Actually, it is weak by definition, as well as stressful.

The way I see the weakest two functions, POLR and Suggestive, is having a lack of refinement. It can be "all or nothing"; you might not use it at all or you might overuse it to negative results. So for example an EII with POLR Se might be very passive and non-assertive, but another (probably stressed and unhealthy) EII could come out as over-the-top and unreasonably demanding and angry, and be constantly stressed as a result. On the other hand someone with strong Se can moderate it better and use it wisely and effectively.



> *last two: who cares about them. You use them but not seriously anyhow.*


Well you do use them all the time, arguably they're the most innate and natural functions, and that's why they're so unconcious. They're what you think about when you don't believe you're thinking anything productive. They go hand-in-hand with your first two functions, having the information elements swapped just on their subjective/objective side and I suppose could be considered two parts of the same thing, just with one part of it valued more.


----------



## Ixim (Jun 19, 2013)

ALongTime said:


> I agree with most of what you said, but just some thoughts and extra things to think about, mostly for interest so please don't be offended if you know it already. :happy:
> 
> I should make a disclaimer that this is just my personal take on it as well, some things are disputed.
> 
> ...


Yes thank you. In between me writing that and now I realised few things on my own. What Si is, how it's used, the fact that PoLR specifically has 3 natural states: avoidant, bunkered, unrestrained and about the last two, I lost the will to write, what can I say. It's not that I think that or don't know about them, I just lost the will to write. So those are some things that I learned.

And that snippet about Role <-> Suggestive interaction is most fascinating! I can see it. Because there is a lot of T around(Te in this particular case), you feel good because you need to reach T state in order to feel "superhuman". And by refining it into the T flavour you like(Te) instead of barf food(Ti) you indeed do reach that state. That can really be so, yes.

So Mobilising interacts with Creative and Base with Suggestive(externally). I wonder how it looks internally. Now I know that internally Suggestive interacts with Role and Mobilising with PoLR? You seek Mobilising in order to bury PoLR? Does that make any sense? Both PoLR and Mob being S...yes that could very well be true! FASCINATING!


----------



## ALongTime (Apr 19, 2014)

Ixim said:


> And that snippet about Role <-> Suggestive interaction is most fascinating! I can see it. Because there is a lot of T around(Te in this particular case), you feel good because you need to reach T state in order to feel "superhuman". And by refining it into the T flavour you like(Te) instead of barf food(Ti) you indeed do reach that state. That can really be so, yes.
> 
> So Mobilising interacts with Creative and Base with Suggestive(externally). I wonder how it looks internally. Now I know that internally Suggestive interacts with Role and Mobilising with PoLR? You seek Mobilising in order to bury PoLR? Does that make any sense? Both PoLR and Mob being S...yes that could very well be true! FASCINATING!

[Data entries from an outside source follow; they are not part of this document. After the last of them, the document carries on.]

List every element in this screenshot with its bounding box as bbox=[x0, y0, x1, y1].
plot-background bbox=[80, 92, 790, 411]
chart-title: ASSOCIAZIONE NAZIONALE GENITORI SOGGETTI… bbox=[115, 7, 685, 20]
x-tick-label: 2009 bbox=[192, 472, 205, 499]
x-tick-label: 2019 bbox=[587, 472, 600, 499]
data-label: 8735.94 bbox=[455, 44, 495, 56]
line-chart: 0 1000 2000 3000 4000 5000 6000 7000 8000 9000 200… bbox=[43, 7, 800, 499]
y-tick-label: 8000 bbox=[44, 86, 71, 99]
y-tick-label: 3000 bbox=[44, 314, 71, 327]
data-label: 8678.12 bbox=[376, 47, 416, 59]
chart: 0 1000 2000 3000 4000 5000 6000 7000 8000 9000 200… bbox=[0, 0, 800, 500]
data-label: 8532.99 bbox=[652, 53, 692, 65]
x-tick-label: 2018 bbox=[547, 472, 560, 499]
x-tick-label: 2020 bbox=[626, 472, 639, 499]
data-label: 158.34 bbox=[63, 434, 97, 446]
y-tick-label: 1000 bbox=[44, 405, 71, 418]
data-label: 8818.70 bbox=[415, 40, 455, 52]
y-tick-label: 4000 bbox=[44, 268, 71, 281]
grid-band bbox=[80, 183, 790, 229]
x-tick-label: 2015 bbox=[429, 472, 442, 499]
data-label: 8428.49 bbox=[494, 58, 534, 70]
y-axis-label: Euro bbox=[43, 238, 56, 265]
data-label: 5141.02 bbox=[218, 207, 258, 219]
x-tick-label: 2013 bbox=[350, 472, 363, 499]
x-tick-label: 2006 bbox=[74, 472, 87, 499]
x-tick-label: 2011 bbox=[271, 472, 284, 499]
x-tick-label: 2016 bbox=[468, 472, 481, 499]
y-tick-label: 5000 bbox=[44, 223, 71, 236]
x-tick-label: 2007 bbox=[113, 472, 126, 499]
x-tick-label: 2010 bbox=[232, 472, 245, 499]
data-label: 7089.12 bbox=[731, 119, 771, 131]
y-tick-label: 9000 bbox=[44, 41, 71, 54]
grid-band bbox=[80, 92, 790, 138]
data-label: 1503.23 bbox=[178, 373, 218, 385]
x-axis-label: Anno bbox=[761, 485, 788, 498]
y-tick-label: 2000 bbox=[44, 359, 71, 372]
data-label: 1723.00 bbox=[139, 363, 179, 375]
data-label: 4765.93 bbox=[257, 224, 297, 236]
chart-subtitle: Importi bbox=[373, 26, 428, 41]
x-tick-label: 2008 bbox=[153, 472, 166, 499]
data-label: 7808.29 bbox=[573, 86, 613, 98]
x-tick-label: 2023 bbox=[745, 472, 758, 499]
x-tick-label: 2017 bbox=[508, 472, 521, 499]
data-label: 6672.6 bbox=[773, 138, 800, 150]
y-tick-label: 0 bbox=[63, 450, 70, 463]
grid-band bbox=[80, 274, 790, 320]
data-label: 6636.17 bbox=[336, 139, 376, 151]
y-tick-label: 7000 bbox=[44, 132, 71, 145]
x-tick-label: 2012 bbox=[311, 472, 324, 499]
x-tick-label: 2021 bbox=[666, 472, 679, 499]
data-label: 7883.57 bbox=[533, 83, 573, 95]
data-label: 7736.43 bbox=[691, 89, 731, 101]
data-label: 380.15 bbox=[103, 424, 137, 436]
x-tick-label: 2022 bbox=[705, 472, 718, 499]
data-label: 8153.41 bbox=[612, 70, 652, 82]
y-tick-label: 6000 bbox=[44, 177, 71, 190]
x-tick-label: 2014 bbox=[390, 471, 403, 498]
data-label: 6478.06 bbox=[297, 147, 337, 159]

Yes, I found that particularly fascinating, and it seems to be true; you can build your own system of logical understanding (Ti) much easier if you have access to information on the more applied, I guess, practical Te logic, and I can see how that happens, I'm finding myself subconsciously using that kind of thing even now to understand Socionics. I would say it does follow that Mobilising would help eliminate the need to use POLR. The way I see it is all functions interacting with each other in different ways, all ultimately to support the base function. It looks from that as if any type can achieve anything as long as they have the right kind of support and information from others.


----------



## To_august (Oct 13, 2013)

Ixim said:


> Now I know that internally Suggestive interacts with Role and Mobilising with PoLR? You seek Mobilising in order to bury PoLR? Does that make any sense? Both PoLR and Mob being S...yes that could very well be true! FASCINATING!


Yeah, I read something like that as well. PoLR is like a function that identifies area of person's biggest tension and problems, while Mobilizing is seen as a tool for resolving these problems. For example person with Fi PoLR can change their external behaviour through Fe and handle problems of their relationships with people. Or Ti PoLR handles its problems through Te, by building hypothetical structures and models with the help of putting emphasis on objective facts and data.


----------